İçimden Geldi...

Şairler, sevgi ve bağlılığa o kadar şey yükledi ki insanların beklentileri o derece büyüdü. Yaşanan, beklenen gibi olmayınca da günümüz problemleri doğdu. Aslında bütün suç şairlerdeydi. Sevgiyi değil de nefreti işleseydiler keşke şiirlerinde. Denilecek ki şimdi, o zaman insanlar nefrete yönelirdi. Ama ben şimdiye kadar şiirlerden ilham alıp seven bir insan da görmedim. Bu ne çelişkidir o zaman. Bu ne tutarsızlık. Dedim ya şairler batırdı insanları bunalımlara, karanlık dehlizlere onlar sürüklediler bizi. Çok büyüttüler sevgiyi. Biz masum muyuz? Kurban mıyız? Hayır. Teşvik ediciyiz. Yeme atlayan balıklar gibiyiz biz de. Hem duygularımıza yenik, hem de çoğunluğun, popülerliğin peşine takılan. Şairler de çok iyi kullandı bunu, belki de koca bir tebriği hak ediyorlar.
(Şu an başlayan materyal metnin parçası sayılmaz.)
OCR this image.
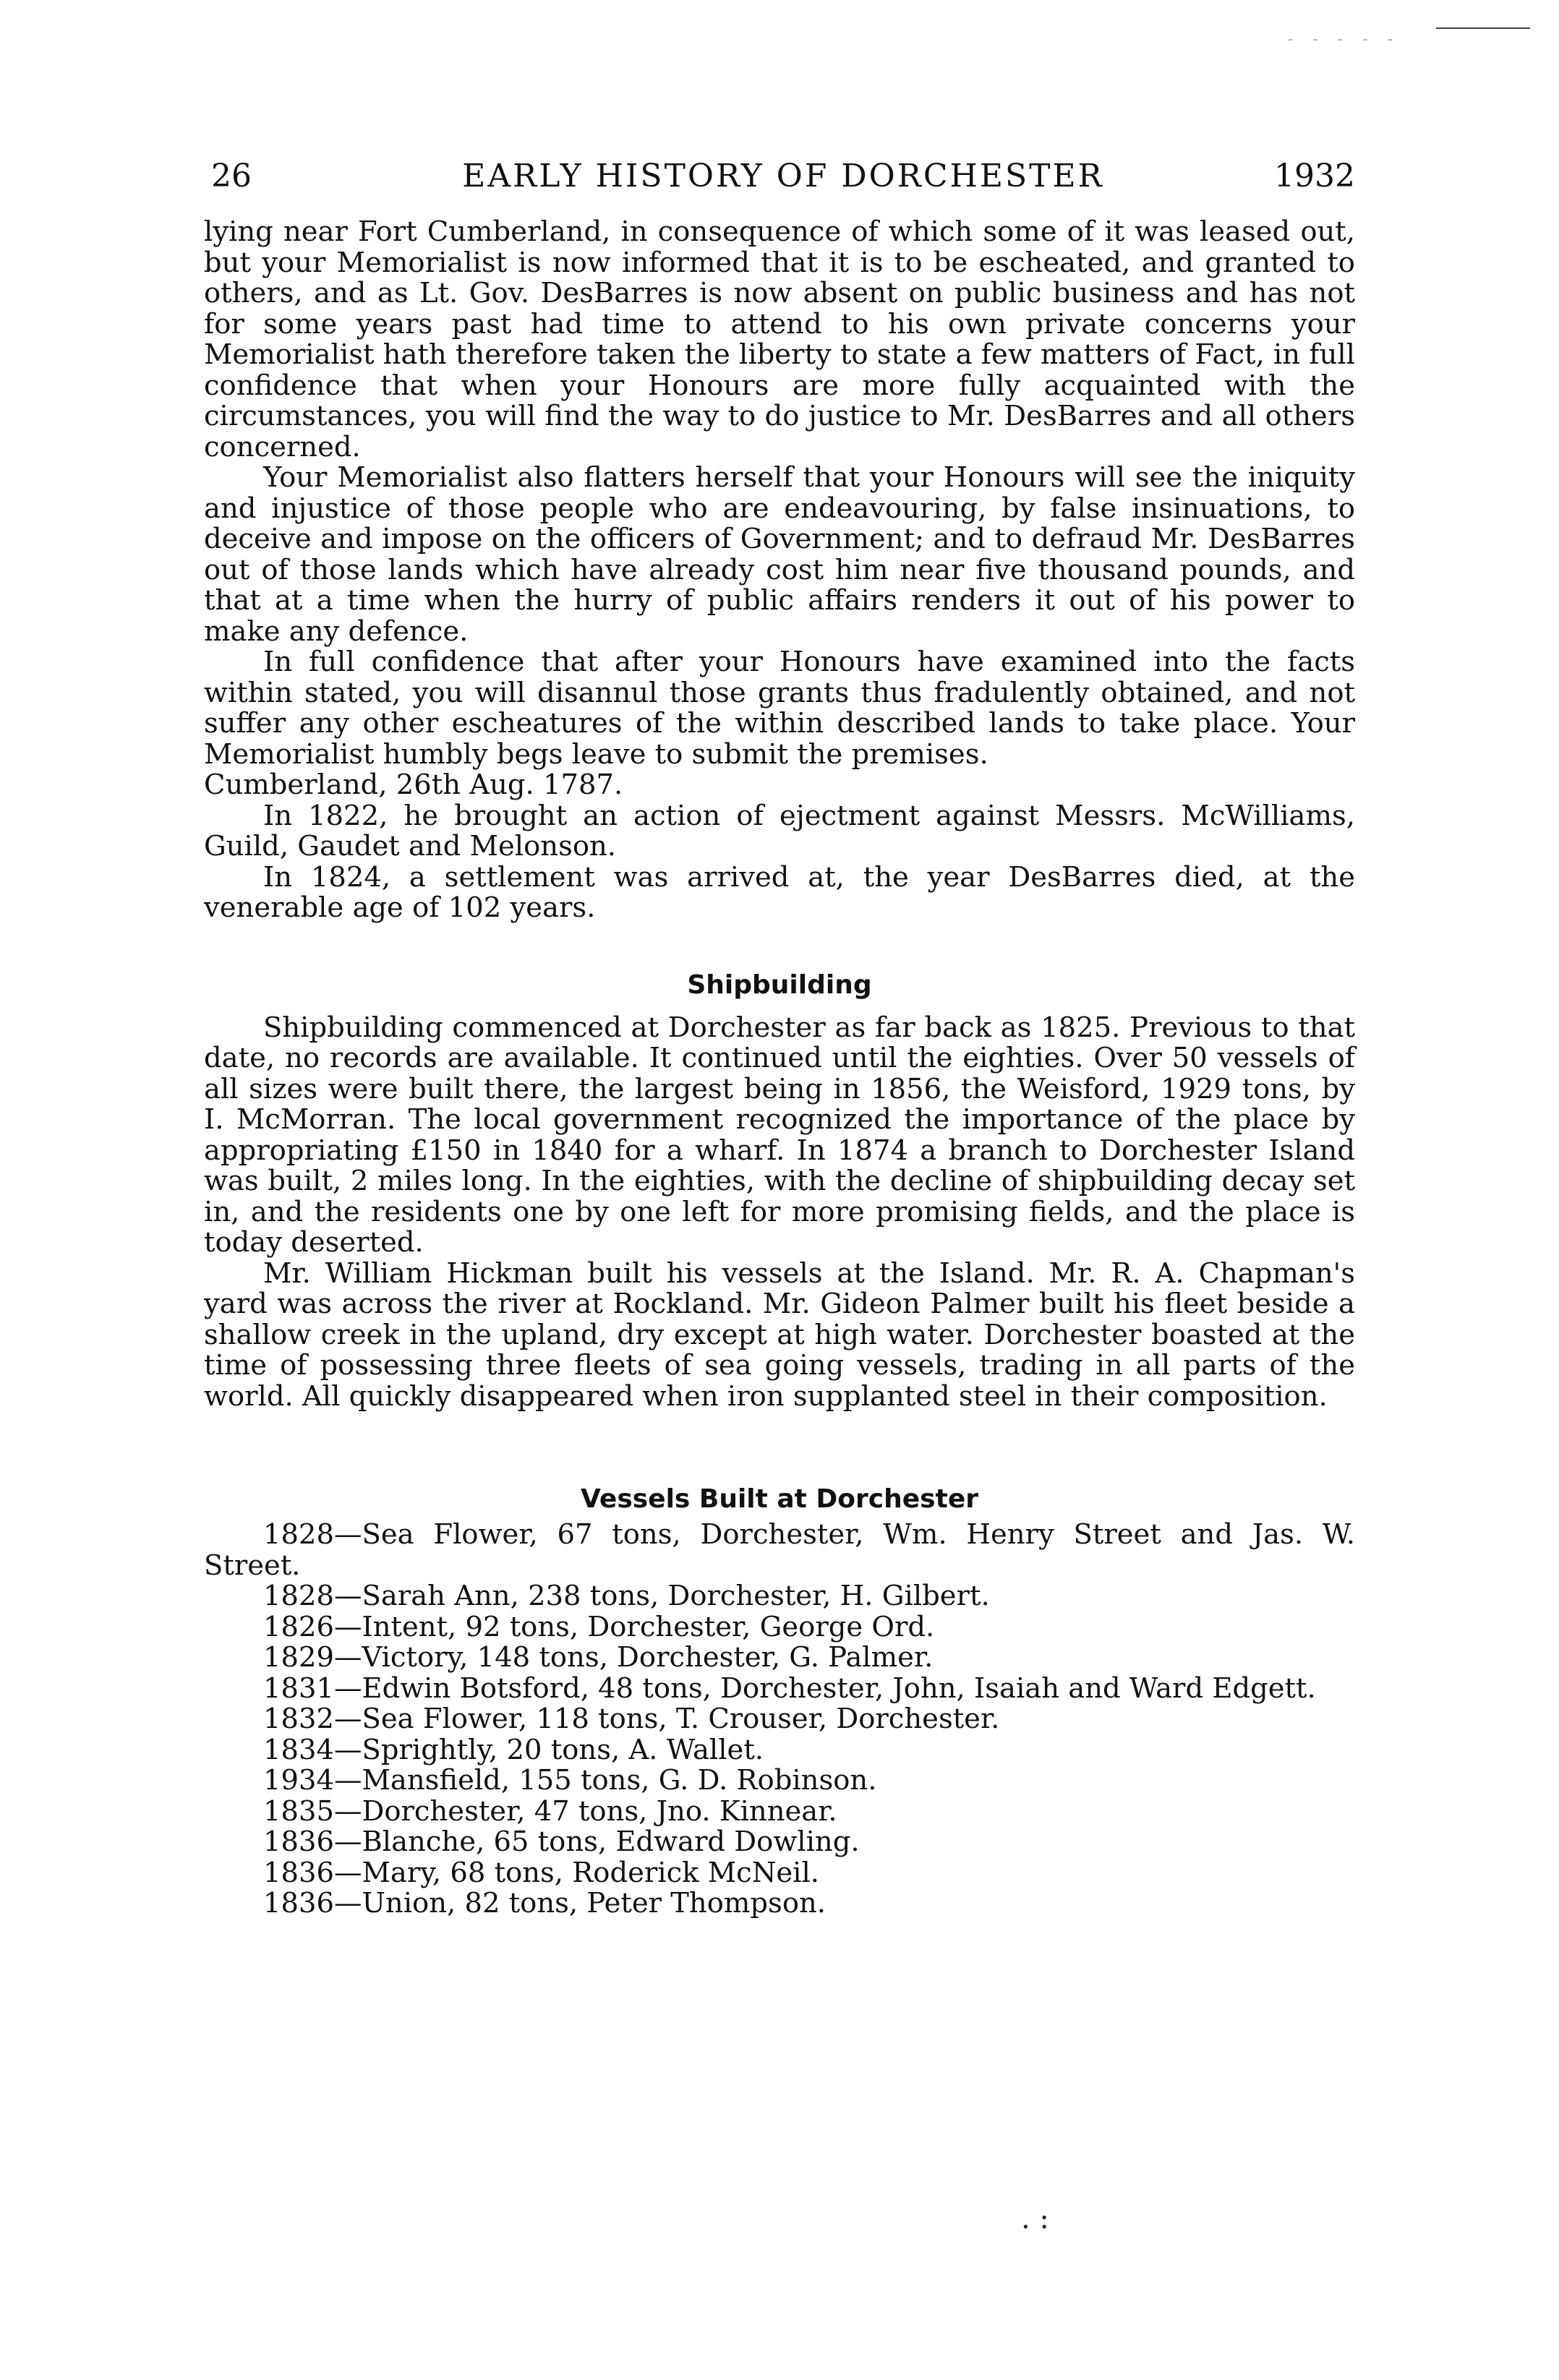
- - - - -
26	EARLY HISTORY OF DORCHESTER	1932

lying near Fort Cumberland, in consequence of which some of it was leased out, but your Memorialist is now informed that it is to be escheated, and granted to others, and as Lt. Gov. DesBarres is now absent on public business and has not for some years past had time to attend to his own private concerns your Memorialist hath therefore taken the liberty to state a few matters of Fact, in full confidence that when your Honours are more fully acquainted with the circumstances, you will find the way to do justice to Mr. DesBarres and all others concerned.

Your Memorialist also flatters herself that your Honours will see the iniquity and injustice of those people who are endeavouring, by false insinuations, to deceive and impose on the officers of Government; and to defraud Mr. DesBarres out of those lands which have already cost him near five thousand pounds, and that at a time when the hurry of public affairs renders it out of his power to make any defence.

In full confidence that after your Honours have examined into the facts within stated, you will disannul those grants thus fradulently obtained, and not suffer any other escheatures of the within described lands to take place. Your Memorialist humbly begs leave to submit the premises.

Cumberland, 26th Aug. 1787.

In 1822, he brought an action of ejectment against Messrs. McWilliams, Guild, Gaudet and Melonson.

In 1824, a settlement was arrived at, the year DesBarres died, at the venerable age of 102 years.

Shipbuilding

Shipbuilding commenced at Dorchester as far back as 1825. Previous to that date, no records are available. It continued until the eighties. Over 50 vessels of all sizes were built there, the largest being in 1856, the Weisford, 1929 tons, by I. McMorran. The local government recognized the importance of the place by appropriating £150 in 1840 for a wharf. In 1874 a branch to Dorchester Island was built, 2 miles long. In the eighties, with the decline of shipbuilding decay set in, and the residents one by one left for more promising fields, and the place is today deserted.

Mr. William Hickman built his vessels at the Island. Mr. R. A. Chapman's yard was across the river at Rockland. Mr. Gideon Palmer built his fleet beside a shallow creek in the upland, dry except at high water. Dorchester boasted at the time of possessing three fleets of sea going vessels, trading in all parts of the world. All quickly disappeared when iron supplanted steel in their composition.

Vessels Built at Dorchester

1828—Sea Flower, 67 tons, Dorchester, Wm. Henry Street and Jas. W. Street.

1828—Sarah Ann, 238 tons, Dorchester, H. Gilbert.

1826—Intent, 92 tons, Dorchester, George Ord.

1829—Victory, 148 tons, Dorchester, G. Palmer.

1831—Edwin Botsford, 48 tons, Dorchester, John, Isaiah and Ward Edgett.

1832—Sea Flower, 118 tons, T. Crouser, Dorchester.

1834—Sprightly, 20 tons, A. Wallet.

1934—Mansfield, 155 tons, G. D. Robinson.

1835—Dorchester, 47 tons, Jno. Kinnear.

1836—Blanche, 65 tons, Edward Dowling.

1836—Mary, 68 tons, Roderick McNeil.

1836—Union, 82 tons, Peter Thompson.

. :
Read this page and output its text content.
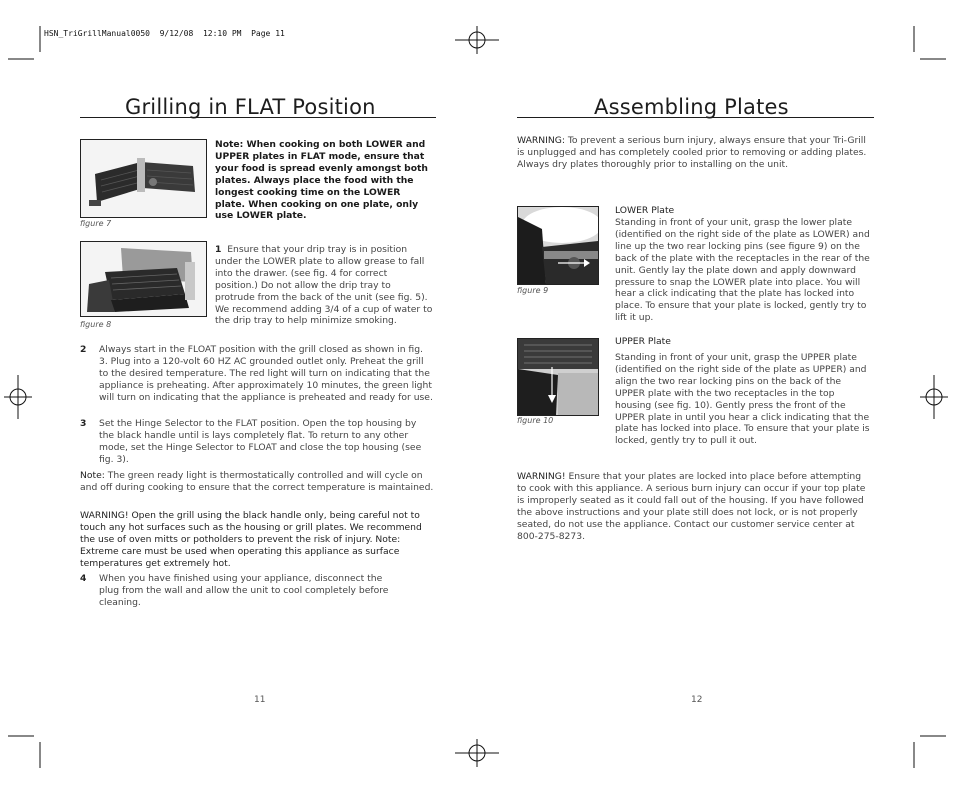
HSN_TriGrillManual0050  9/12/08  12:10 PM  Page 11
Grilling in FLAT Position
figure 7
Note: When cooking on both LOWER and UPPER plates in FLAT mode, ensure that your food is spread evenly amongst both plates. Always place the food with the longest cooking time on the LOWER plate. When cooking on one plate, only use LOWER plate.
figure 8
1 Ensure that your drip tray is in position under the LOWER plate to allow grease to fall into the drawer. (see fig. 4 for correct position.) Do not allow the drip tray to protrude from the back of the unit (see fig. 5). We recommend adding 3/4 of a cup of water to the drip tray to help minimize smoking.
2 Always start in the FLOAT position with the grill closed as shown in fig. 3. Plug into a 120-volt 60 HZ AC grounded outlet only. Preheat the grill to the desired temperature. The red light will turn on indicating that the appliance is preheating. After approximately 10 minutes, the green light will turn on indicating that the appliance is preheated and ready for use.
3 Set the Hinge Selector to the FLAT position. Open the top housing by the black handle until is lays completely flat. To return to any other mode, set the Hinge Selector to FLOAT and close the top housing (see fig. 3).
Note: The green ready light is thermostatically controlled and will cycle on and off during cooking to ensure that the correct temperature is maintained.
WARNING! Open the grill using the black handle only, being careful not to touch any hot surfaces such as the housing or grill plates. We recommend the use of oven mitts or potholders to prevent the risk of injury. Note: Extreme care must be used when operating this appliance as surface temperatures get extremely hot.
4 When you have finished using your appliance, disconnect the plug from the wall and allow the unit to cool completely before cleaning.
11
Assembling Plates
WARNING: To prevent a serious burn injury, always ensure that your Tri-Grill is unplugged and has completely cooled prior to removing or adding plates. Always dry plates thoroughly prior to installing on the unit.
figure 9
LOWER Plate
Standing in front of your unit, grasp the lower plate (identified on the right side of the plate as LOWER) and line up the two rear locking pins (see figure 9) on the back of the plate with the receptacles in the rear of the unit. Gently lay the plate down and apply downward pressure to snap the LOWER plate into place. You will hear a click indicating that the plate has locked into place. To ensure that your plate is locked, gently try to lift it up.
figure 10
UPPER Plate
Standing in front of your unit, grasp the UPPER plate (identified on the right side of the plate as UPPER) and align the two rear locking pins on the back of the UPPER plate with the two receptacles in the top housing (see fig. 10). Gently press the front of the UPPER plate in until you hear a click indicating that the plate has locked into place. To ensure that your plate is locked, gently try to pull it out.
WARNING! Ensure that your plates are locked into place before attempting to cook with this appliance. A serious burn injury can occur if your top plate is improperly seated as it could fall out of the housing. If you have followed the above instructions and your plate still does not lock, or is not properly seated, do not use the appliance. Contact our customer service center at 800-275-8273.
12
Biz insanlar, başımıza gelen her şeyi kendimiz yarattık. Sonra da başkalarını suçladık. Suça neden olanlar da insandı, suçu işleyenler de. Hiç kimsenin aklına gelmedi tabi, insanı suçlamak, onun güçlü görünen ama korkunç derecede zayıf dünyasını suçlamak. İnsan suçluydu; basit olanı büyüttü, sonra o büyüklüğün altında ezildi, devamında türdeşlerini suçlayarak rahatlamaya çalıştı. Sonuç hiçbir şekilde değişmiyor tabi. Büyüttüklerinin ağırlığında ezilmekten kurtuluş yok, suçlayıp, cezalandırıp rahatlamak yok. Kurtuluş, önemsemeden önce durmakta.